Quando vos aperceberdes de que tenho necessidade de te contar um problema nunca me digais que não tendes tempo para tolices. Mesmo que os meus problemas vos pareçam insignificantes, deveis compreender que, para mim, são muito importantes, pois ainda não tive tempo para aprender a gerir a vida como um adulto. Eu sei que, por vezes, estais cansados, mas eu preciso muito de vós.

Podeis ter a certeza de que sois muito importantes para mim. Por favor dizei-me que gostais de mim, embora isso mesmo que isso vos pareça desnecessário. Usai de paciência para comigo. As vossas decisões e atitudes têm como base um conjunto de experiências que eu ainda não tenho. Dai-me atenção. É fundamental para mim sentir-me tomado a sério. Na medida em que possas gasta tempo comigo em casa.

O aspecto mais nobre da vossa missão maternal ou paternal é possibilitar-me uma estruturação equilibrada. É este o caminho para eu poder realizar-me e ser válido para Humanidade. Se quereis que eu venha a ser um bom cristão convida-me a ler e partilhar alguns textos da Bíblia, a fim de eu começar a familiarizar-me com a Palavra de Deus. Também me podíeis ensinar a falar com Deus com a mesma confiança com que um amigo fala com outro amigo. Não me obrigueis a fazer muitas rezas repetitivas, pois essas coisas aborrecem-me, ao ponto de me afastarem mais de Deus. Se me ensinais a falar familiarmente com Deus estais a abrir a minha mente e o meu coração para os valores do espírito e para os horizontes da Fé.
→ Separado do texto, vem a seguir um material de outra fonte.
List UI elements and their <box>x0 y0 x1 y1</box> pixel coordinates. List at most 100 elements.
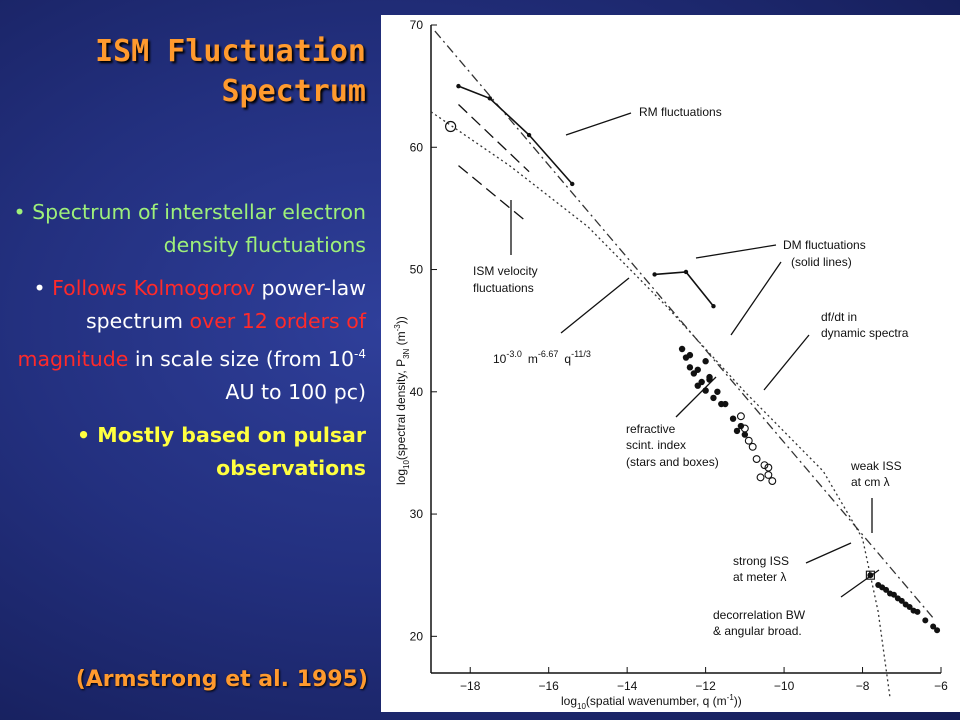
dfdt-point <box>756 473 765 482</box>
formula-coef-exp: -3.0 <box>506 349 522 359</box>
ism-velocity-label-2: fluctuations <box>473 281 534 295</box>
refractive-point <box>710 394 717 402</box>
refractive-point <box>722 400 729 408</box>
dfdt-point <box>748 442 757 451</box>
refractive-point <box>694 366 701 373</box>
refractive-point <box>678 345 686 353</box>
leader-decorrelation <box>840 569 880 598</box>
dm-solid-curve <box>654 271 715 307</box>
weak-iss-label-2: at cm λ <box>851 475 890 489</box>
iss-point <box>914 608 921 615</box>
dm-label-2: (solid lines) <box>791 255 852 269</box>
y-tick-label: 70 <box>410 18 424 32</box>
y-tick-label: 40 <box>410 385 424 399</box>
leader-dm-1 <box>695 244 777 259</box>
iss-point <box>934 627 941 634</box>
leader-dfdt <box>763 334 810 391</box>
bullet-list: • Spectrum of interstellar electron dens… <box>0 196 366 495</box>
solid-curve-point <box>570 181 575 187</box>
bullet-pulsar: • Mostly based on pulsar observations <box>77 423 366 480</box>
bullet-kolmogorov-exp: -4 <box>354 347 366 361</box>
decorrelation-label-1: decorrelation BW <box>713 608 806 622</box>
dfdt-point <box>764 470 773 479</box>
leader-refractive <box>675 376 717 418</box>
leader-dm-2 <box>730 261 782 336</box>
iss-point <box>890 591 897 598</box>
bullet-spectrum: • Spectrum of interstellar electron dens… <box>13 200 366 257</box>
leader-rm <box>565 112 632 136</box>
refractive-point <box>702 387 709 394</box>
x-tick-label: −18 <box>460 679 481 693</box>
bullet-kolmogorov-g: AU to 100 pc) <box>225 380 366 404</box>
decorrelation-label-2: & angular broad. <box>713 624 802 638</box>
formula-m: m <box>528 352 538 366</box>
dfdt-point <box>744 436 753 445</box>
bullet-pulsar-text: Mostly based on pulsar observations <box>97 423 366 480</box>
refractive-point <box>729 415 737 422</box>
refractive-point <box>737 422 745 430</box>
solid-curve-point <box>652 272 657 277</box>
refractive-point <box>686 351 694 359</box>
solid-curve-point <box>526 132 532 138</box>
x-tick-label: −16 <box>539 679 560 693</box>
iss-point <box>922 617 929 624</box>
citation: (Armstrong et al. 1995) <box>75 667 368 692</box>
refractive-label-2: scint. index <box>626 438 686 452</box>
y-tick-label: 20 <box>410 629 424 643</box>
x-tick-label: −8 <box>856 679 870 693</box>
solid-curve-point <box>711 304 716 309</box>
title-line-2: Spectrum <box>221 74 367 109</box>
bullet-spectrum-text: Spectrum of interstellar electron densit… <box>32 200 366 257</box>
solid-curve-point <box>456 83 461 89</box>
ism-velocity-label-1: ISM velocity <box>473 264 538 278</box>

Elogiai-me quando faço algo de bom. Os vossos elogios estimulam-me e dão-me força para fazer bem as coisas. Esforçai-vos para que a nossa casa seja um lar onde habita há alegria e amor. Num lar assim os filhos não sentem tanta necessidade de sair. Ensinai-me a olhar as coisas pelo lado positivo. O negativismo gera opressão e tristeza no meu coração, coisas que me tiram vontade de me esforçar. Procurai conhecer-me bem, a fim de melhor me ajudardes a corrigir as minhas tendências negativas e destrutivas.

Queria dizer-vos, queridos pais, que a maneira mais perfeita de me amardes é amar-vos muito como casal. Os vossos comportamentos negativos reflectem-se em mim, estruturando-me de modo distorcido. Eu sei que, devido à minha pouca experiência, faço muitas coisas erradas. Por isso vos peço para serdes compreensivos e tolerantes para comigo. Quando sois compreensivos para comigo, estais a ensinar-me a ser compreensivo para vós e para as outras pessoas. Quando me perdoais eu aprendo o grande valor do perdão.